Former Haines resident Loyd Lee King died Aug. 7, 2025, in Salem, Ark.
He was born June 5, 1942, to Jack W. King and Bertha Price King in Corpus Christi, Texas. One of six children, King found happiness and fulfillment with constant reinvention through his lifetime, friends and family said.
He served in the U.S. Army from 1958-1961, spending time in California, Arkansas and Haines.
King married Janice Albecker. The two were together for decades and had two children, Kevin and Susan King, both of Haines.
Kevin and Susan remember their father as a highly skilled storyteller, blessed with a lifetime of stories that he shared.
They recall a man who wore many hats while living in Haines, but still took the time to show them how to hunt and fish, though Kevin joked, “My dad did his best fishing with dynamite.”
And — judging by the 1982 poem Loyd shared with the then-combined Haines and Skagway paper, the Lynn Canal News — unorthodox fishing might have been his thing.
“The Saga of Glory Hole”
“Finally they reached the famed Glory Hole,
Where taking of salmon is illegal you know.

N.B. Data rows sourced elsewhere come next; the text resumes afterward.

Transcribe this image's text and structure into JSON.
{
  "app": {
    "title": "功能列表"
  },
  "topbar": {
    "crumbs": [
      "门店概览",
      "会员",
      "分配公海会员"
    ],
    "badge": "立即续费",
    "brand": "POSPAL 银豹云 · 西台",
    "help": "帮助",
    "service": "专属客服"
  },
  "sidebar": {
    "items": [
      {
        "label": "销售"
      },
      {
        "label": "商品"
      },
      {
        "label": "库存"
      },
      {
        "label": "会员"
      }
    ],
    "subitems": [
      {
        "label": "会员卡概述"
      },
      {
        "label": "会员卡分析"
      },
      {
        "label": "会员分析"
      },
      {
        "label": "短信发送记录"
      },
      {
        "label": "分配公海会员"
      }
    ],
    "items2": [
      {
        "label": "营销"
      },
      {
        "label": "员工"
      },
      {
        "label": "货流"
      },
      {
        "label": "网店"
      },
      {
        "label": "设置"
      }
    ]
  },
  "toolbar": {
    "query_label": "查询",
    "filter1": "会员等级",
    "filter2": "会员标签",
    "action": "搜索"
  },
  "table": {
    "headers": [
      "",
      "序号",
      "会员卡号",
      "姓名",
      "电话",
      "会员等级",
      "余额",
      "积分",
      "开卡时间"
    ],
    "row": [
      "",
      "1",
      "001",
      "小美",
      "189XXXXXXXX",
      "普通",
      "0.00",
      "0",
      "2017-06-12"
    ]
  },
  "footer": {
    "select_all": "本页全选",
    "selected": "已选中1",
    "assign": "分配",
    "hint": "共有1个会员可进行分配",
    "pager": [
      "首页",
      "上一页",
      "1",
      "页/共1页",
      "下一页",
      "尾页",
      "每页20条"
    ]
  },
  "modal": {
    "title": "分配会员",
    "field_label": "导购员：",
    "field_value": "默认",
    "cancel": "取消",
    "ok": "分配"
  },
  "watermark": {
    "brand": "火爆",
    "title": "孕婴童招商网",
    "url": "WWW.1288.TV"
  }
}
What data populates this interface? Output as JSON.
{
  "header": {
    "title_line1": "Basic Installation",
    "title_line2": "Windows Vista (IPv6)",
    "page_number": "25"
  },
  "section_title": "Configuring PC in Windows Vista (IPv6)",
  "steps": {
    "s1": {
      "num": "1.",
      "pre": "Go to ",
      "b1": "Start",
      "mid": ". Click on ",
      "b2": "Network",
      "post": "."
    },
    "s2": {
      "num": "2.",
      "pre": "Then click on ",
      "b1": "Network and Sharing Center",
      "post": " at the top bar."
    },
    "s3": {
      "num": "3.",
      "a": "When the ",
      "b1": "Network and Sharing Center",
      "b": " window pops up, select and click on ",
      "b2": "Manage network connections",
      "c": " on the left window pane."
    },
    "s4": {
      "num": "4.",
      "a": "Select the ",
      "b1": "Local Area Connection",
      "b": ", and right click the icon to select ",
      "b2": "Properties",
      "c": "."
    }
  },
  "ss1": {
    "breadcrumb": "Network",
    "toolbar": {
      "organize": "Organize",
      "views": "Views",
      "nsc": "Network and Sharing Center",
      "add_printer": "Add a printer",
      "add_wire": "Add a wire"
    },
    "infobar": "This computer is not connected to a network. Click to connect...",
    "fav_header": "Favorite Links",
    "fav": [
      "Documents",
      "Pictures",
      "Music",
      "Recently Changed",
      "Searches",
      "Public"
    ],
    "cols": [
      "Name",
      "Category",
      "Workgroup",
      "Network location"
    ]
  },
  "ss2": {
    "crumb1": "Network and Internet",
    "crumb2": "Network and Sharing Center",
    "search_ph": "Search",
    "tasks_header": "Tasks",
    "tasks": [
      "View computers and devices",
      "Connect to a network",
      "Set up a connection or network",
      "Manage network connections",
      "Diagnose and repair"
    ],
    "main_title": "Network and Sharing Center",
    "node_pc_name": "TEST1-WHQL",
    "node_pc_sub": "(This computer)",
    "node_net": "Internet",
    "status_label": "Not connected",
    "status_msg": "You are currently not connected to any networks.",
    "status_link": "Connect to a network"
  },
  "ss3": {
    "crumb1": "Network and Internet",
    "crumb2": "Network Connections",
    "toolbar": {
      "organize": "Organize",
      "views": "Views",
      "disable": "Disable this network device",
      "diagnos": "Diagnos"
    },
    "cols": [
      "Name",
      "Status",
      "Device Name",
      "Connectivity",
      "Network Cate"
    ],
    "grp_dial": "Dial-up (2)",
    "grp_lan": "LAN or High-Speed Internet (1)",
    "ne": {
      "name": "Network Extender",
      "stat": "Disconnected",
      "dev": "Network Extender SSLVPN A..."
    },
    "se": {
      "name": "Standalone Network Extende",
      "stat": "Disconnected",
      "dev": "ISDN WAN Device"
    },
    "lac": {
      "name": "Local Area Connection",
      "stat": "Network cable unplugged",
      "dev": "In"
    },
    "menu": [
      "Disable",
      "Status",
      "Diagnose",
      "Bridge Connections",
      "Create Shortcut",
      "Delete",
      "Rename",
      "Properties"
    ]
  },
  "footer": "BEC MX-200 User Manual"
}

But there were the sockeye, just swimming about,
smaller than kings, but much larger than trout!”
“But rumors started flying, that very same week,
about men spearing sockeye, near the mouth of the creek.
then there’s the story, I have heard townfolks say,
about three crazy fisherman, and the sound of gunplay.”
Susan King said her father also taught her how to dance, and he danced often. ”I would put my feet on his feet and I would learn the dance steps.”
A picture of the two of them dancing together hangs on the wall downstairs at the American Legion Lynn Canal Post 12.
“He could really cut a rug,” she said.
King owned a bakery and two donut shops over the course of his life. In Haines, he ran Susie Q’s laundromat on Main Street, named after his daughter. It later morphed into a video arcade.
While his work history could easily be described as colorful, King retired from the Alaska Marine Highway System, where he worked as a purser.
Upper valley resident Mark “Diz” Kistler remembers working with him and said King was dependable and good at what he did.
“He always knew what he was doing,” Kistler said. “He was a team player.”
He had a reputation for having a strong work ethic. Friend Karen Hess recalls that her tour company needed a bus driver one summer. It was King’s last summer in town, and he used to have a commercial driver’s license but had let it lapse.
So he loaded a full-sized bus onto the ferry to Skagway so he could test and update his license and drive for her.
“He drove the Kroschel tour that year,” Hess said. “He was a good tour bus driver and dependable. He went above and beyond.”
King is survived by his wife, Gina King in Arkansas, his former wife Janice Albecker, daughter Susan King, son Kevin King, six grandchildren and seven great-grandchildren.